Grummet co-founded GirledWorld with fellow Master of Entrepreneurship alumni Edwina Kolomanski with a mission to inspire, empower, educate and activate girls.
“Girls can’t be what they can’t see. With innovation, entrepreneurship, diversity and female leadership firmly on the agenda right now, we think it’s time to build the future for girls from the bottom up.”
That begins with the inaugural two-day interactive GirledWorld summit for secondary school-age girls at Melbourne University on June 24.
Grummet says it is the first event of its kind and will expose hundreds of girls to skill-building leadership workshops, powerful stories of start-up success and career advice from local and international female leaders and founders.
“We’re targeting secondary school-aged girls because they are at a critical life stage where they start to select subjects and self-identities that shape their future careers choices and pathways.
“If we can really ignite those conversations, give girls access to amazing, accessible female mentors and experiences, and start to challenge them and shape their thinking differently
about what’s possible for them, this could be transformative.”
Speakers include global leaders and homegrown start-up founders from Airbnb, IBM, StartupVic, Frank Body, LaunchVic, Atlassian, Girl Geek Academy, The Hacker Exchange, TOM Organic, AirWallex and Melbourne Accelerator Program.
The GirledWorld summit aims to open possibilities for girls.
According to an Australian Government National Innovation and Science Agenda Report, only one in four IT graduates and fewer than one in 10 engineering graduates is a woman.

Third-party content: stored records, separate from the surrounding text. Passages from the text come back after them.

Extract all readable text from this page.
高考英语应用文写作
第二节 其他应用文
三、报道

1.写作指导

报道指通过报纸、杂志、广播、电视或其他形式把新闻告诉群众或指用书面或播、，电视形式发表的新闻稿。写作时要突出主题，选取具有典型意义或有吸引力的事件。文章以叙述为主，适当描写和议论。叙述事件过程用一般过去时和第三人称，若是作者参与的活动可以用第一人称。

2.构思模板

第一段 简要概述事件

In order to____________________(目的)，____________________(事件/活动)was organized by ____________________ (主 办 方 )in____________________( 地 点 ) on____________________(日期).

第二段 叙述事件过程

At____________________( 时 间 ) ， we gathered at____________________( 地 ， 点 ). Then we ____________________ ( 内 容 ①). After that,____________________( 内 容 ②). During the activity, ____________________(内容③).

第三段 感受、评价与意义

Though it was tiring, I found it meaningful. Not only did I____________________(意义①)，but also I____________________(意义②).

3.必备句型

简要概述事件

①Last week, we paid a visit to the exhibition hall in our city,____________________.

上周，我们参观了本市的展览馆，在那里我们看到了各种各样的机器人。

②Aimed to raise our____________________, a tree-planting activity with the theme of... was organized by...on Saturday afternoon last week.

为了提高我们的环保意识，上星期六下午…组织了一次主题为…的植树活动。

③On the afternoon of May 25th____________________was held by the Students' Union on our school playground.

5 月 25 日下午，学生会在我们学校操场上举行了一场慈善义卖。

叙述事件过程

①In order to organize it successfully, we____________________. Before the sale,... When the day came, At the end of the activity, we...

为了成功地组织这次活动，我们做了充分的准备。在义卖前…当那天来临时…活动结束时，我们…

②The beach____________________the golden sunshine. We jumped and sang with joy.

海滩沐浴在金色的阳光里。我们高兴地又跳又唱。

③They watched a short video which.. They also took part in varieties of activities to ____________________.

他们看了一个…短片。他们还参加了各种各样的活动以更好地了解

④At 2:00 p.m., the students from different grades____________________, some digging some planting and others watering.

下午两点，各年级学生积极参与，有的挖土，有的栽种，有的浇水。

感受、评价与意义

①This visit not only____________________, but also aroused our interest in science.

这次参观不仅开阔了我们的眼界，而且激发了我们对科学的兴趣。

Women occupy fewer than one in five senior researcher positions in Australian universities and research institutes, and about one quarter of the STEM workforce overall.
“We clearly need a concerted, national effort to overcome the cultural, institutional and organisational factors that discourage girls and women from studying STEM and that limit their opportunities to pursue careers in STEM and entrepreneurship,” Grummet says.
“This is stuff that schools can’t teach, partly because the schools can only do so much in
a crowded curriculum. I also think there are some entrenched biases and systematic failures in our education, political and economic systems that are discouraging girls from entering STEM fields.
“Cultivating, educating and inspiring an interest in STEM at the year 9-12 year levels will help increase the number of girls taking up STEM subjects in higher education and in their future careers, give girls real experiences and understandings of STEM possibilities and workplaces, and will ultimately work to close the gender gap down the line.”
While she has a broad vision for the reach of this Australia-first girl power initiative, Grummet’s greatest hope is that the message resonates with her own daughters.
“I have always lived by the ‘do as I do, not as I say’ motto. Role modelling is so powerful. We need to show girls the way,” she says.
“I hope it shakes up their thinking, makes them challenge status quo, and start to open out what they think is possible for them in their future careers. My job is to give them as broad a range of experiences, role models and opportunities as I can. From there they will each carve their own paths.”